Résumé : « Christina mène une existence malheureuse auprès de son mari, le tyrannique Michel Delasalle, directeur du pensionnat pour garçons dont elle est propriétaire. Elle sait qu’une des institutrices, Nicole Horner, est sa maîtresse, mais cela n’a pas empêché les deux femmes de se rapprocher l’une de l’autre. Christina voit en effet en Nicole une compagne d’infortune, partageant avec elle sa haine envers Michel. Lorsque Nicole demande à Christina de l’aider à tuer Michel, celle-ci accepte. »

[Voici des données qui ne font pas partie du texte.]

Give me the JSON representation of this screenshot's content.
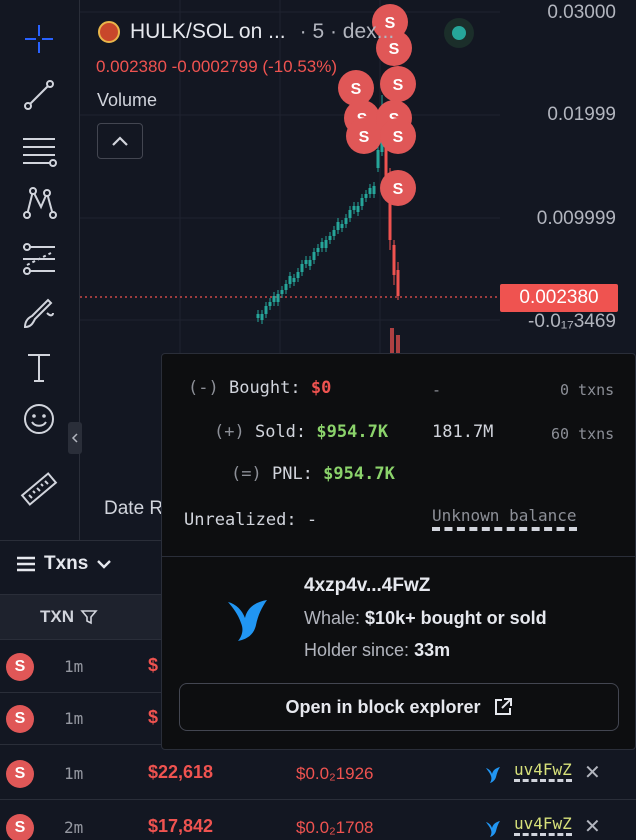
{
  "chart": {
    "pair_title": "HULK/SOL on ...",
    "timeframe": "· 5 · dex...",
    "price": "0.002380",
    "change": "-0.0002799 (-10.53%)",
    "volume_label": "Volume",
    "axis_labels": [
      "0.03000",
      "0.01999",
      "0.009999",
      "-0.0₁₇3469"
    ],
    "last_price": "0.002380",
    "date_range_label": "Date R",
    "sell_marker_letter": "S"
  },
  "txns_tab": {
    "label": "Txns",
    "col_txn": "TXN"
  },
  "rows": [
    {
      "type": "S",
      "age": "1m",
      "usd": "$",
      "price": "",
      "maker": ""
    },
    {
      "type": "S",
      "age": "1m",
      "usd": "$",
      "price": "",
      "maker": ""
    },
    {
      "type": "S",
      "age": "1m",
      "usd": "$22,618",
      "price": "$0.0₂1926",
      "maker": "uv4FwZ"
    },
    {
      "type": "S",
      "age": "2m",
      "usd": "$17,842",
      "price": "$0.0₂1708",
      "maker": "uv4FwZ"
    }
  ],
  "popover": {
    "bought_prefix": "(-)",
    "bought_label": "Bought:",
    "bought_value": "$0",
    "bought_amount": "-",
    "bought_txns": "0 txns",
    "sold_prefix": "(+)",
    "sold_label": "Sold:",
    "sold_value": "$954.7K",
    "sold_amount": "181.7M",
    "sold_txns": "60 txns",
    "pnl_prefix": "(=)",
    "pnl_label": "PNL:",
    "pnl_value": "$954.7K",
    "unrealized_label": "Unrealized:",
    "unrealized_value": "-",
    "unknown_balance": "Unknown balance",
    "wallet": "4xzp4v...4FwZ",
    "whale_prefix": "Whale:",
    "whale_value": "$10k+ bought or sold",
    "holder_prefix": "Holder since:",
    "holder_value": "33m",
    "explorer_label": "Open in block explorer"
  },
  "colors": {
    "up": "#26a69a",
    "down": "#ef5350",
    "whale": "#2196f3",
    "sell_badge": "#e05757"
  },
  "icons": [
    "crosshair-icon",
    "trend-line-icon",
    "fib-icon",
    "pattern-icon",
    "forecast-icon",
    "brush-icon",
    "text-icon",
    "emoji-icon",
    "ruler-icon",
    "chevron-down-icon",
    "filter-icon",
    "whale-icon",
    "external-link-icon",
    "close-icon",
    "chevron-up-icon",
    "chevron-left-icon"
  ]
}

C’est malin, mais c’est long. J’avoue que les atermoiements de Nicole et Christina ont duré au moins une demi-heure de trop pour moi, et qu’à mi-film, j’avais déjà lancé le fameux « bon sang, mais c’est bien sûr ! » du commissaire Bourrell ! L’abus de film policier amène à connaître les ficelles du genre…  Je me demande d’ailleurs si Ira Levin connaissait ce film avant d’écrire sa pièce Deathtrap, car il y a une ressemblance fragrante dans l’intrigue…

corbeauLe Corbeau (1943)

résumé : « Le docteur Rémi Germain reçoit une lettre anonyme signée Le corbeau, l’accusant de pratiquer des avortements. bientôt, tous Les notables de la petite ville de province où le docteur s’est installé depuis peu, commencent aussi à être victime du mystérieux personnage. Les relations déjà difficiles du docteur et de ses confrères empirent, de même que l’atmosphère de la ville. Les choses empirent encore lorsque l’un des patients du docteur Germain se suicide, une lettre lui ayant révélé qu’il ne survivrait pas à sa maladie. Le docteur Germain décide alors d’enquêter pour découvrir l’identité du mystérieux corbeau. »

Ce film, réalisé pendant l’occupation, a connu une destinée complexe, la délation du corbeau rappelant un peu trop celle des collabos… d’où, interdiction ! Pourtant, je crois que ce film est un fidèle miroir de la nature humaine, prête à croire aux médisances les plus saugrenues, et prête à attaquer, en meute, comme les chacals ! Ce n’est pas un joli miroir, mais c’est très juste. Et pour ce film, il n’y a pas d’enquêteur, si ce n’est la victime, donc c’est au spectateur de chercher : qui ? et surtout pourquoi ? 

Donc, trois films très différents, mais aux scénarios solides et maîtrisés, bien que je conseillerai plutôt de lire L’Assassin habite au 21. Quant au Corbeau, c’est un chef d’oeuvre du genre qui évite les écueils du roman-feuilleton (et film serial) pas bien loin encore dans le temps.